"Editorial: The Tariff and Secession – 5-6" Again the Times editors address the question of the new Morrill Tariff versus the Confederates' lower tariffs.
The editors remind us the Times opposed the higher Morrill Tariff and imply: so did President Lincoln, though that could certainly be debated.
Regardless, the Times now urges the higher tariff be lowered so that foreign countries are not tempted to ship their products through Confederate ports.
The Times is, of course, right to be concerned, but let's remember some basic facts:
- Confederates never had, or planned to have, "free trade" meaning no tariffs whatsoever.
- The original Confederate tariffs were simply the old Union Tariff of 1857, with some small changes.
This tariff allowed some raw materials to be imported duty-free, others taxed at modest rates and still others -- i.e., luxury items -- taxed at much higher rates. - The new Morrill Tariff also had some materials duty-free, some with modest taxes and still others at quite high rates.
- Each tariff listed hundreds of items, each item with its own higher or lower rate and what, exactly, was to be the rate for any given shipment might even be debated at the time, depending on its exact configuration.

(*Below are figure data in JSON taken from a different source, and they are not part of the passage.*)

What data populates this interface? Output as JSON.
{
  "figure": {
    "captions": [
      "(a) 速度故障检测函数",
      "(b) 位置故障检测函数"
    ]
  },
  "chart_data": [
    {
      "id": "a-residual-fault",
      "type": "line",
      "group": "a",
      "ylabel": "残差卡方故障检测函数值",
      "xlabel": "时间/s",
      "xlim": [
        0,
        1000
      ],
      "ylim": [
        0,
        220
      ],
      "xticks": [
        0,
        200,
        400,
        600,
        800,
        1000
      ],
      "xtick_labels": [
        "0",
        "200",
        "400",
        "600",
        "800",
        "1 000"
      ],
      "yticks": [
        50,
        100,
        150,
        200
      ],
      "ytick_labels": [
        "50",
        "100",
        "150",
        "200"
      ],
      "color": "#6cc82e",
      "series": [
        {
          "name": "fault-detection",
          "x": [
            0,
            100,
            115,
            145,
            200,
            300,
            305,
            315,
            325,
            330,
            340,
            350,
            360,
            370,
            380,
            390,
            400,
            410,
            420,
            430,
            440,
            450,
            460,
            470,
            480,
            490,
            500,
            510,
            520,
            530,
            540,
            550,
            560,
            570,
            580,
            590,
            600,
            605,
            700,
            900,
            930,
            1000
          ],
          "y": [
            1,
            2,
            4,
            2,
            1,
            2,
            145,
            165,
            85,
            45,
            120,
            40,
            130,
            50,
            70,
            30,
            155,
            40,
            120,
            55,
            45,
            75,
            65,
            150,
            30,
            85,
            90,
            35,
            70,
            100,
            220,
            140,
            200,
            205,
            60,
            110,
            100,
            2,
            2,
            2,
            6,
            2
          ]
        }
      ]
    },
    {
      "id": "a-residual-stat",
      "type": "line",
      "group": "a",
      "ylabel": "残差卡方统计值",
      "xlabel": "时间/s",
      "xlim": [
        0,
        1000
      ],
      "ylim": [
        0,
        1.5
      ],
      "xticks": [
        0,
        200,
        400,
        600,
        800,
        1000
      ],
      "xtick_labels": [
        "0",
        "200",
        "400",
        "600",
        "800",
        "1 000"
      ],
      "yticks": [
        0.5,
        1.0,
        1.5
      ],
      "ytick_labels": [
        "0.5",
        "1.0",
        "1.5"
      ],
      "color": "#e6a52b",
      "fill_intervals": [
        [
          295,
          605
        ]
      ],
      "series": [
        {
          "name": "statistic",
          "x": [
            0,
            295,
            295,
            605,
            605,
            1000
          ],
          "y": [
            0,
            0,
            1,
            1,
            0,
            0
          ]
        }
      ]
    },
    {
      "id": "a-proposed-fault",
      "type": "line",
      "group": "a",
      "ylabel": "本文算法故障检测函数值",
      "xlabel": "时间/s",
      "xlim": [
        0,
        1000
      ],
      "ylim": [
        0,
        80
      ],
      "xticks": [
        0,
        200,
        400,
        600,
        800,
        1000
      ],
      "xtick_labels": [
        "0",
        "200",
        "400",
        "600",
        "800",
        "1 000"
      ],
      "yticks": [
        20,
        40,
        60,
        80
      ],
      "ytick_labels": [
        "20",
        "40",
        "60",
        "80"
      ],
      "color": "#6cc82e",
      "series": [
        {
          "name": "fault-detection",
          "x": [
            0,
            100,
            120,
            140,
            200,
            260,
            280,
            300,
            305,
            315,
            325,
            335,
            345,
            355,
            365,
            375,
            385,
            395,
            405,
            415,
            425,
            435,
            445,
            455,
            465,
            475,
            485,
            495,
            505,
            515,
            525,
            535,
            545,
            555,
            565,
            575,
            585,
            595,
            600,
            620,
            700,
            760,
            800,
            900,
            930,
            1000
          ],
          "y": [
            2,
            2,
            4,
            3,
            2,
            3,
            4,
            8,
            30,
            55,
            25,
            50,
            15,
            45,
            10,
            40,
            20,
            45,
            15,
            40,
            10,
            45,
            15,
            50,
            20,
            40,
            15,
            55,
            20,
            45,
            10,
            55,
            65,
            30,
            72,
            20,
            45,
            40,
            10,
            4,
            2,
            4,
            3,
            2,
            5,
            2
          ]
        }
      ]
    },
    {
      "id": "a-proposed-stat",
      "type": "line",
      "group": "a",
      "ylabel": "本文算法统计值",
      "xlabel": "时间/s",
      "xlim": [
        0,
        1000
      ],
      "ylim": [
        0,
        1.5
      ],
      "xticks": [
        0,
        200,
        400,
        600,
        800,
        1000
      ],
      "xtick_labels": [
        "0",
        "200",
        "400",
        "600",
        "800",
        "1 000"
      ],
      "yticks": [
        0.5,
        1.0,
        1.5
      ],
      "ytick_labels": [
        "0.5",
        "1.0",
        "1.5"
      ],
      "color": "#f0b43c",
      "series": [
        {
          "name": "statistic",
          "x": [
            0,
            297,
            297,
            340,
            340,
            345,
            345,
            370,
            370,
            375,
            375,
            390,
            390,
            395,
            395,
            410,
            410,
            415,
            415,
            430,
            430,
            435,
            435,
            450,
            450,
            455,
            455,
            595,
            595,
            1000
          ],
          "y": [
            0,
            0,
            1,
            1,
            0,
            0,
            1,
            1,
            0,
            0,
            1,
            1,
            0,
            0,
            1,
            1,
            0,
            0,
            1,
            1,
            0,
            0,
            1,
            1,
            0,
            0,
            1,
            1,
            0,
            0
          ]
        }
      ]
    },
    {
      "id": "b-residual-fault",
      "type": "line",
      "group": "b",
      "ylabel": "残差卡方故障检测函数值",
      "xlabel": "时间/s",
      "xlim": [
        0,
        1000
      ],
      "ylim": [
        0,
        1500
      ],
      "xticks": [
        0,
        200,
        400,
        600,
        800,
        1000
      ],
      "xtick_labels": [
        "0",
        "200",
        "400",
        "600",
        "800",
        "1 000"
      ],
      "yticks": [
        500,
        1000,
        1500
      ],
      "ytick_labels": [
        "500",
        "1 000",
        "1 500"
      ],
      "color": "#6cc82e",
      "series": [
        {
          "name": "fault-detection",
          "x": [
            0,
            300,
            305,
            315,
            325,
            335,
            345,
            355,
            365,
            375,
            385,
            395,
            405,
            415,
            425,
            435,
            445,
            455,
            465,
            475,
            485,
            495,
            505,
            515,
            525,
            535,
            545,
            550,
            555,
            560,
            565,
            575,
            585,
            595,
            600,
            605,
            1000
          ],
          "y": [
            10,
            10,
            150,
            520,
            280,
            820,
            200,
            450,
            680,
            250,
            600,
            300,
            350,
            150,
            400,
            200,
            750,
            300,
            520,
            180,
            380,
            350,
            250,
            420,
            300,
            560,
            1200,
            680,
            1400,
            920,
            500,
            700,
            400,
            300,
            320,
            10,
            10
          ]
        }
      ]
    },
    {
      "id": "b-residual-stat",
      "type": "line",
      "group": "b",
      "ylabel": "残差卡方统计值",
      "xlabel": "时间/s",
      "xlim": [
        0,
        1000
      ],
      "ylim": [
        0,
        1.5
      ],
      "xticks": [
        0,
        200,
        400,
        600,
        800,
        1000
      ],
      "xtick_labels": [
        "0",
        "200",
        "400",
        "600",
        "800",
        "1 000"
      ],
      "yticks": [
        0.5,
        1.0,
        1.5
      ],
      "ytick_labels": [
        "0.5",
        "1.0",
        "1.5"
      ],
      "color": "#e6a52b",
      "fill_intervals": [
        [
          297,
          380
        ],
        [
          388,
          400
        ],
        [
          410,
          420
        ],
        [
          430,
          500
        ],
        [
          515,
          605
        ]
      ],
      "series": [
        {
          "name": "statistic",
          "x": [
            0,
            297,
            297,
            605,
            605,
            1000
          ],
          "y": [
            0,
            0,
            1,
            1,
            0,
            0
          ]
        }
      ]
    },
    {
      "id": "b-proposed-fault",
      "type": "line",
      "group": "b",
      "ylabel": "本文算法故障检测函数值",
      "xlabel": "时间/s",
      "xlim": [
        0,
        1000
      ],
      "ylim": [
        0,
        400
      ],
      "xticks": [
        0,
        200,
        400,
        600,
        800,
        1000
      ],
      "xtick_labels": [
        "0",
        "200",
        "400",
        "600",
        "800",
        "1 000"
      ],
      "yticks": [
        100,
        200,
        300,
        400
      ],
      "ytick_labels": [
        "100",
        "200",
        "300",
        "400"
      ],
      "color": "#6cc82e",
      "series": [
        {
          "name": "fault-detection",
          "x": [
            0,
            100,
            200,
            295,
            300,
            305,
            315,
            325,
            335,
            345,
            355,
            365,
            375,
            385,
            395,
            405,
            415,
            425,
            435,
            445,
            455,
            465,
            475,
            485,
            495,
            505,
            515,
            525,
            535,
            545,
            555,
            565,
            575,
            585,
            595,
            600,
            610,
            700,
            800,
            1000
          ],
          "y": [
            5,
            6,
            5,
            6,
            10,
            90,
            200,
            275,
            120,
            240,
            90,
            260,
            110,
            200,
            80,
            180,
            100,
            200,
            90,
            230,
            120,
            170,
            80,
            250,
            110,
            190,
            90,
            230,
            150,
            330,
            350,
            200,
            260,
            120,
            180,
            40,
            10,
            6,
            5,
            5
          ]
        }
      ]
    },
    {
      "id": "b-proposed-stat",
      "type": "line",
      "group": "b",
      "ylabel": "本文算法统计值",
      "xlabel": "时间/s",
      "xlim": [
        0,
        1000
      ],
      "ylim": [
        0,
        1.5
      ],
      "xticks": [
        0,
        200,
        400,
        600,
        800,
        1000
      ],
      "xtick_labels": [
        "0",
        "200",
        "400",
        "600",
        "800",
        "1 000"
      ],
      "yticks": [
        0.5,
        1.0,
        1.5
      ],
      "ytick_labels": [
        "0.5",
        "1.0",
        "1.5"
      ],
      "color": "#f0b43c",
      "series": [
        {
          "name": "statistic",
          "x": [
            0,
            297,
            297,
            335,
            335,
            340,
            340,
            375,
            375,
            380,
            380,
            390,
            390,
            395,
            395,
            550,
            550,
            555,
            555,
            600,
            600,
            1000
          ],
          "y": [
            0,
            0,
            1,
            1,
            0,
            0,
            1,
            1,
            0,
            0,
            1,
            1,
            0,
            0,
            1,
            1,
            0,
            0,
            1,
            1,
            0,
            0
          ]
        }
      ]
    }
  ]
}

Items arriving in one form had a set rate, but in a slightly different form, a different rate. - Point is: it was not a simple matter of 10% vs 20% tariffs -- each item had its own rate and shippers would need to study carefully which cargoes to land where.
But being a more cosmopolitan paper from globalist New York City, the Times cared nothing about the one thing which did motivate the vast majority of Republicans -- putting American manufacturing first, to make America both great and independent of foreign manufactures.
So, should push come to shove and Civil War break out, the Union's manufacturing self-sufficiency -- helped by the Morrill Tariff -- will give it a decided advantage over Confederates' more agricultural economy.